The implosion of Australia’s corporate watchdog, the Australian Securities and Investments Commission, under the federal government’s new directions, has gone from tragedy to farce.
ASIC was described as “weak, hesitant and timid” in a 2014 Senate review of its performance. To be fair, that was before ASIC’s current leadership. Now any assessment could add “dazed and confused”.
Last week we got a dose of that in the doublespeak of ASIC’s new chair Joseph Longo and deputy chair Sarah Court in their “first significant media interview” — with the Australian Financial Review.
The pair were asked about ASIC’s commitment to the “why not litigate?” approach recommended in 2019 by the Hayne royal commission into misconduct in the financial services industry.
Following the litany of revelations where the corporate regulator had failed to take action against illegal behaviour, royal commissioner Kenneth Hayne made it clear that when ASIC saw a law broken, its obligation, in deciding on a response, was to first ask itself “why not litigate”?
“I love litigation,” Longo told the AFR. “It’s what I used to do and Sarah is an expert at it.”
But in the same interview Court — ASIC’s head of enforcement — said the why-not-litigate strategy “has had its day”.
Confusion is to be expected when a regulator is told to both enforce and refrain from enforcing the law — which is effectively what the federal government did last month in the “statement of expectations” it handed ASIC.
The previous statement, issued in 2018, began with acknowledging “the independence of ASIC and its responsibility for market conduct regulation”.
The new statement begins by saying ASIC is expected to “identify and pursue opportunities to contribute to the Government’s economic goals”.
ASIC accepted the banking royal commission’s why-not-litigate recommendation in 2019. But the federal government’s view of this was underlined last Friday when Longo fronted the House of Representatives’ standing committee on economics.
The committee’s chair, Tim Wilson, slammed the “why not litigate” approach as binary, wrong-headed and farcical. He also disputed that ASIC was too close to regulated companies, despite the overwhelming evidence to the contrary.

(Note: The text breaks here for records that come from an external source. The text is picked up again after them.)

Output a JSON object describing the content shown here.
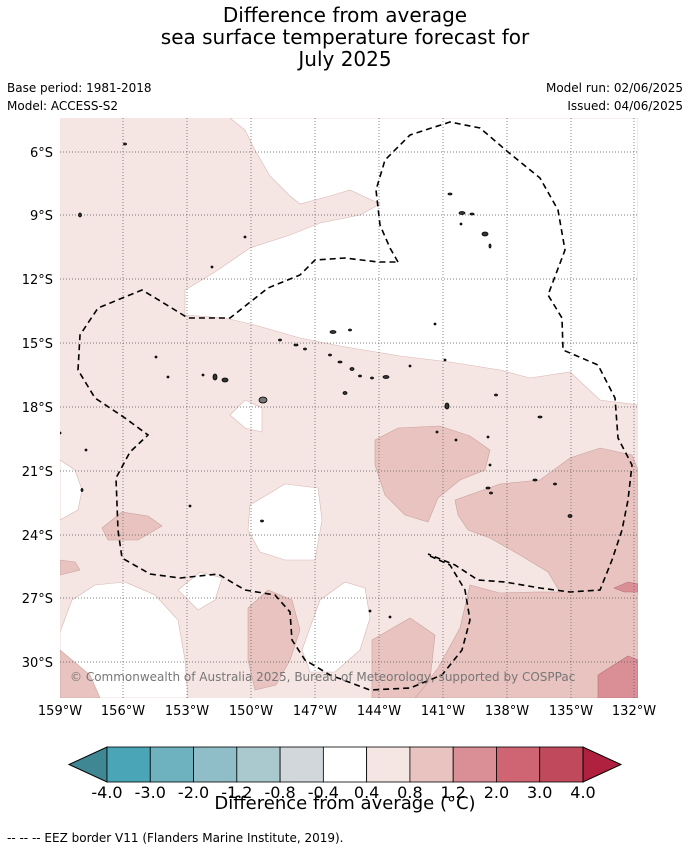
{
  "title": {
    "line1": "Difference from average",
    "line2": "sea surface temperature forecast for",
    "line3": "July 2025"
  },
  "meta": {
    "base_period": "Base period: 1981-2018",
    "model": "Model: ACCESS-S2",
    "model_run": "Model run: 02/06/2025",
    "issued": "Issued: 04/06/2025"
  },
  "map": {
    "lat_labels": [
      "6°S",
      "9°S",
      "12°S",
      "15°S",
      "18°S",
      "21°S",
      "24°S",
      "27°S",
      "30°S"
    ],
    "lon_labels": [
      "159°W",
      "156°W",
      "153°W",
      "150°W",
      "147°W",
      "144°W",
      "141°W",
      "138°W",
      "135°W",
      "132°W"
    ],
    "copyright": "© Commonwealth of Australia 2025, Bureau of Meteorology, supported by COSPPac"
  },
  "colorbar": {
    "title": "Difference from average (°C)",
    "tick_labels": [
      "-4.0",
      "-3.0",
      "-2.0",
      "-1.2",
      "-0.8",
      "-0.4",
      "0.4",
      "0.8",
      "1.2",
      "2.0",
      "3.0",
      "4.0"
    ],
    "colors": [
      "#3e8793",
      "#4aa6b6",
      "#6eb1bf",
      "#8fbdc8",
      "#a9c9ce",
      "#d1d7da",
      "#ffffff",
      "#f5e5e3",
      "#e8c3bf",
      "#d98f95",
      "#cf6573",
      "#c04a5c",
      "#b0203f"
    ]
  },
  "footer": {
    "eez_note": "--  --  -- EEZ border V11 (Flanders Marine Institute, 2019)."
  }
}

Return to enforceable undertakings
The answers Longo and Court gave the AFR also suggest ASIC is backing away from the Hayne royal commission’s recommendation on “enforceable undertakings” — by which transgressors negotiate a settlement without an admission of wrongdoing.
A regulator might think using enforceable undertakings was better than taking a company to court, Commissioner Hayne said in his final report.
But that view cannot be formed without having first given proper consideration to questions of deterrence, both general and specific. A regulatory response to a breach of law that does not deter, generally and specifically, will rarely be a more effective regulatory outcome.“
Court, however, told the AFR:
My own view is that an enforceable undertaking can be completely appropriate in the right circumstance. Infringement notices can be completely appropriate.
Royal commission’s fading influence
The impression gained is of an attempt to pay some lip service to the royal commission but also demonstrate fealty to the federal government.
The federal government repeatedly resisted the royal commission, then backed away from its commitment to act on all the recommendations. What has changed since the royal commission? Not much.
Last week the Federal Court fined Westpac A$10.5 million for deceptive behaviour towards members of the Westpac-owned BT Superannuation Fund - a ruling stemming from litigation initiated by ASIC in 2016. This is the same BT ordered two weeks ago by the Australia Prudential Regulatory Authority to advise about 500,000 members of its Retirement Wrap fund that they should leave the fund, so bad have their returns been.
In his judgement, Justice Michael O'Bryan criticised Westpac for failing to fix its compliance failures, tardiness in compensating customers and lack of apology: "Westpac has not expressed regret for the conduct, does not appear to have taken steps to remedy the compliance deficiencies and has been tardy in progressing a remediation plan.”
At least, though, ASIC litigated against Westpac — successfully pursuing an appeal when it lost its first case. What chance would there be of achieving a fair outcome for consumers from a “no-regrets Westpac” had it not gone to court? Not much.
Australia’s battered and bruised financial consumers have every right to say to the regulator, and the government: enforce the law, or get out of the way.